Written by Linda Musita
Two athletes, Mary Nakhumitsa and Abdelkader Benali sat with the British High Commissioner to Kenya and discussed their triumphs on and off the track. Nakhumitsa is a paralympics champion. The twenty year record holder in javelin, short put and throwing the discus is very proud of her achievements and on Saturday, she wore her 30 medals around her neck. She has won 12 gold medals, 11 silver medals and 6 bronze medals. She also received an OGW Award from former president Moi and she prides herself in being the only paralympic champion in East Africa. Nakhumitsa got into sports when she was ten years old, with the help and encouragement of her father who is her trainer/coach to date.
She talked about disabled people and how sports makes them stronger. However, she conveyed her worries about the others who cannot do sport. They are educated, they have good grades and good papers, but no one will hire them. This, according to Mary, affects them emotionally and she sees it as a form of discrimination that should be snipped at its base.
Benali pointed out that in the athletics world there is no such thing as ‘abled’ or ‘disabled’. All of them have respect for each other and as human beings they are aware that they all have weaknesses. They all strive and struggle to fight and overcome these weaknesses.

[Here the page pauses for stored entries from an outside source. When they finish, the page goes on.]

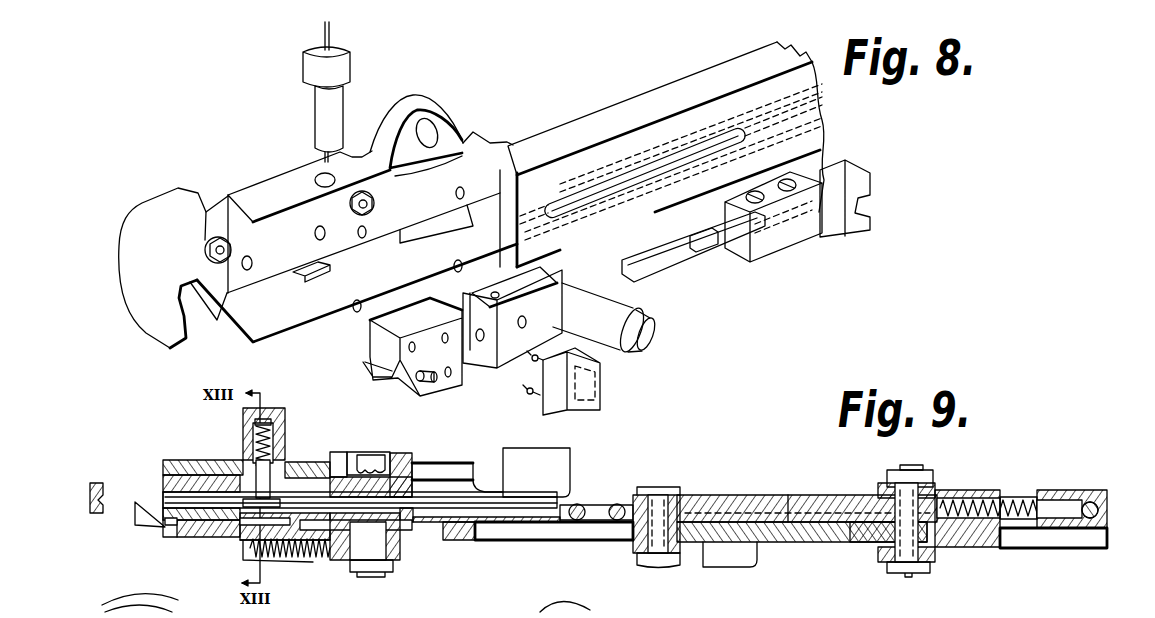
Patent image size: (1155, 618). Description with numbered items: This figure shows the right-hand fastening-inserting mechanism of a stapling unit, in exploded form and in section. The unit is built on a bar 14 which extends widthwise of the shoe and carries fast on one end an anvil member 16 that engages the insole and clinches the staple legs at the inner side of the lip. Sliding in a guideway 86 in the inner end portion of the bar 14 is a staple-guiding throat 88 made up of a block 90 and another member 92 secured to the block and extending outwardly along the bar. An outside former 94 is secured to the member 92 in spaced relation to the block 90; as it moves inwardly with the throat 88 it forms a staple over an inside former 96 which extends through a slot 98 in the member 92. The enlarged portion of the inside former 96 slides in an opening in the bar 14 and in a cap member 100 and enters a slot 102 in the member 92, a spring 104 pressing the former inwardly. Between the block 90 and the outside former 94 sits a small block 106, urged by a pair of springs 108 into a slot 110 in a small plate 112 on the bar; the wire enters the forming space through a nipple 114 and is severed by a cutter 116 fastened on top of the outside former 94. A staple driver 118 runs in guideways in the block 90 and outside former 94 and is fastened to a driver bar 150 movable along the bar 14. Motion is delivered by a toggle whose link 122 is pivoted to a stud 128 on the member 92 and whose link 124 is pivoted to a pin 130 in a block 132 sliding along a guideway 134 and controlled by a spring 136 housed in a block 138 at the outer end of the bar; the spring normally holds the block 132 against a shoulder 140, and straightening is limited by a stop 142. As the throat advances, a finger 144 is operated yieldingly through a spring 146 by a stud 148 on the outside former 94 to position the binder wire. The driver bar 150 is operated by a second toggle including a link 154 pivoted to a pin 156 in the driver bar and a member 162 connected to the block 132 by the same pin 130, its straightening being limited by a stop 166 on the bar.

In FIG. 8, the bar 14 is at (637, 101).
In FIG. 9, the bar 14 is at (450, 467).
In FIG. 8, the anvil member 16 is at (143, 313).
In FIG. 9, the anvil member 16 is at (87, 503).
In FIG. 8, the guideway 86 is at (299, 315).
In FIG. 8, the staple-guiding throat 88 is at (384, 380).
In FIG. 9, the staple-guiding throat 88 is at (162, 483).
In FIG. 8, the block 90 is at (442, 382).
In FIG. 9, the block 90 is at (141, 521).
In FIG. 8, the member 92 is at (370, 337).
In FIG. 9, the member 92 is at (187, 462).
In FIG. 8, the outside former 94 is at (520, 348).
In FIG. 9, the outside former 94 is at (323, 560).
In FIG. 8, the inside former 96 is at (324, 266).
In FIG. 9, the inside former 96 is at (240, 473).
In FIG. 9, the slot 98 is at (332, 462).
In FIG. 9, the cap member 100 is at (279, 413).
In FIG. 9, the slot 102 is at (283, 460).
In FIG. 9, the spring 104 is at (253, 423).
In FIG. 8, the small block 106 is at (600, 402).
In FIG. 9, the small block 106 is at (242, 568).
In FIG. 8, the springs 108 is at (528, 390).
In FIG. 9, the slot 110 is at (220, 537).
In FIG. 9, the small plate 112 is at (185, 527).
In FIG. 8, the nipple 114 is at (322, 116).
In FIG. 8, the cutter 116 is at (483, 290).
In FIG. 8, the staple driver 118 is at (645, 267).
In FIG. 9, the staple driver 118 is at (525, 503).
In FIG. 9, the link 122 is at (417, 460).
In FIG. 9, the link 124 is at (877, 487).
In FIG. 8, the stud 128 is at (520, 262).
In FIG. 9, the stud 128 is at (372, 458).
In FIG. 9, the pin 130 is at (913, 560).
In FIG. 9, the block 132 is at (972, 537).
In FIG. 9, the guideway 134 is at (1057, 537).
In FIG. 9, the spring 136 is at (1017, 497).
In FIG. 9, the block 138 is at (1087, 492).
In FIG. 9, the shoulder 140 is at (853, 533).
In FIG. 9, the stop 142 is at (570, 456).
In FIG. 9, the finger 144 is at (137, 518).
In FIG. 9, the spring 146 is at (333, 553).
In FIG. 8, the stud 148 is at (650, 309).
In FIG. 9, the stud 148 is at (372, 550).
In FIG. 8, the driver bar 150 is at (843, 218).
In FIG. 9, the driver bar 150 is at (717, 497).
In FIG. 9, the link 154 is at (688, 557).
In FIG. 9, the pin 156 is at (660, 540).
In FIG. 9, the member 162 is at (885, 563).
In FIG. 9, the stop 166 is at (742, 560).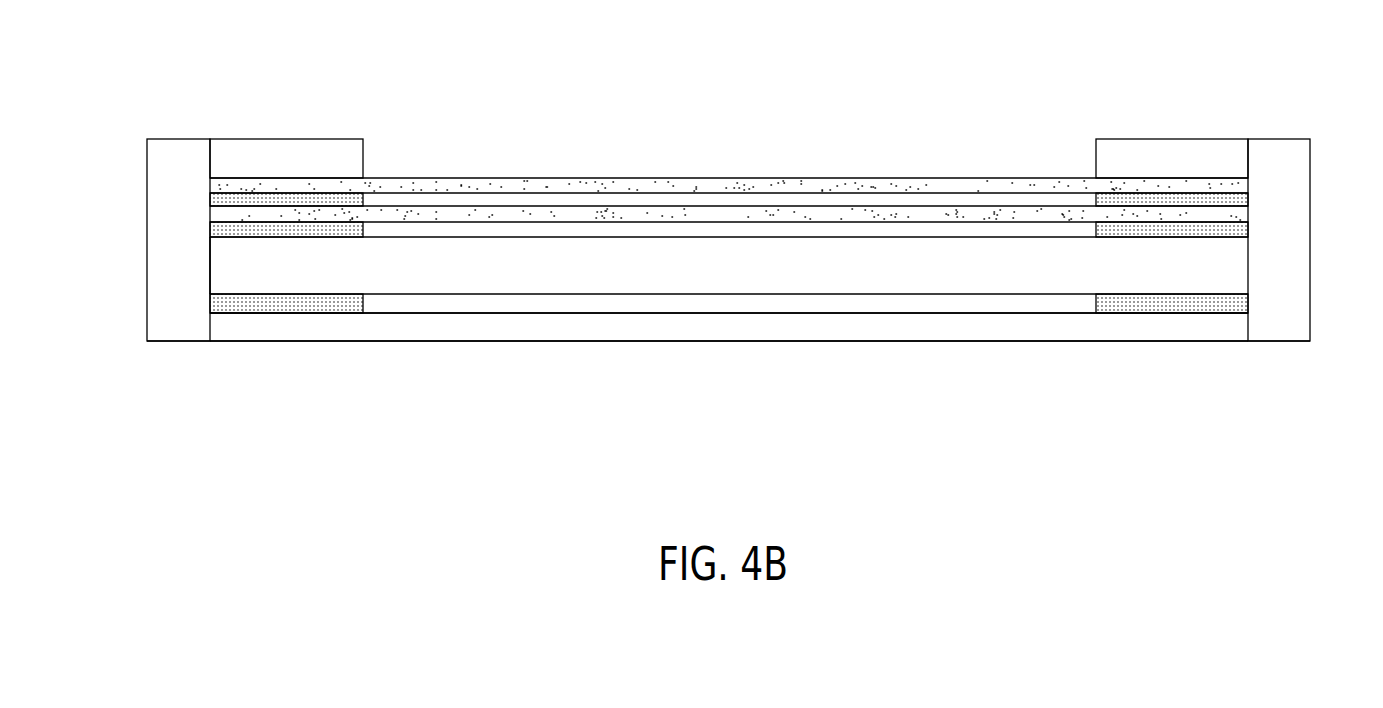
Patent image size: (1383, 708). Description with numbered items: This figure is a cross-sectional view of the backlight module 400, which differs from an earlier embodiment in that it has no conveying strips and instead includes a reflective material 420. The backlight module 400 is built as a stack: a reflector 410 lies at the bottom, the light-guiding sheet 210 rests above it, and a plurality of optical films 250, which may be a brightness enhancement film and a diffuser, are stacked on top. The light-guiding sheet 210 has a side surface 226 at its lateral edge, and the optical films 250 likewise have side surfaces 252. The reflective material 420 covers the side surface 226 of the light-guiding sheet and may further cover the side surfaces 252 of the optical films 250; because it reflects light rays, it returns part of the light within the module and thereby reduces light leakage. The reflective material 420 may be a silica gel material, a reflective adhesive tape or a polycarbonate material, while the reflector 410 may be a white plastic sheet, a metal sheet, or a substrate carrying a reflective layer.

The backlight module 400 is at (1233, 427).
The reflective material 420 is at (1275, 155).
The optical films 250 is at (220, 189).
The side surfaces of the optical films 252 is at (1249, 186).
The light-guiding sheet 210 is at (1238, 265).
The side surface 226 is at (210, 276).
The reflector 410 is at (220, 327).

They all train rigorously and share the same ‘setbacks and problems’ experiences. “The more disadvantages you have, the further you go in life because you know that you have no choice but to overcome them,” he added.
Abdelkader Benali was born in a remote village in Morocco, a place where electricity and the luxuries of the city were non existent. When he was four years old, his family moved to Netherlands. It was a different world where everyone seemed perfect. He did not feel at home at first. Fitting in was a problem. He spoke of a time in school when the students in his class ‘reminded’ him that he was from Morocco and asked if he was going back home soon. “I told them, no, I am here to stay.” One day he was watching Tv, still in that state of feeling out of place and without purpose, on screen an athletics race was about to start. “Skinny, almost half naked men” were lined up and the commentator mentioned that one of the runners, a Moroccan, was definitely going to win the race. He, Benali, thought that that could be him as well and as the running began he felt like he was running with the other Moroccan and his connection to Africa was resurrected. For the first time in his life, he had a hero. Later he went and bought running shoes, that did not fit and his reaction to the pinch of the shoes was, “Oh wow! Running shoes hurt!”
The marathoner said that over the years he has developed great respect for Kenyan runners. His sense of humor kicks in again when he explains how Kenyan runners are either training or sleeping. It is always one or the other. If they are not training they are sleeping, even on a twenty minute bus ride. The sleeping, it turns out, rejuvinates and rests the body. He also commended them on their attitude. “With Kenyan athletes, it doesn’t matter how hot or cold the waether is, they will run,” Benali said, “They refer to the tracks in Europe as Persian tapestry compared to the terrain they run in Kenya.” Nakhumitsa chipped in that the success of the Kenyan athletete is atrributed to discipline, training and rest. “They wake up at 5am and start training, rest and then go back to train “.
When Mary is not training, she is relaxing in bed. Benali loves to cook, read and watch football when he is not training or writing. His advice to athletes, “Work hard, rest hard.” Benali is a leadning novelist whose recent work incluses The Museum of Loved Ones.
“Learn how to sleep like an African.”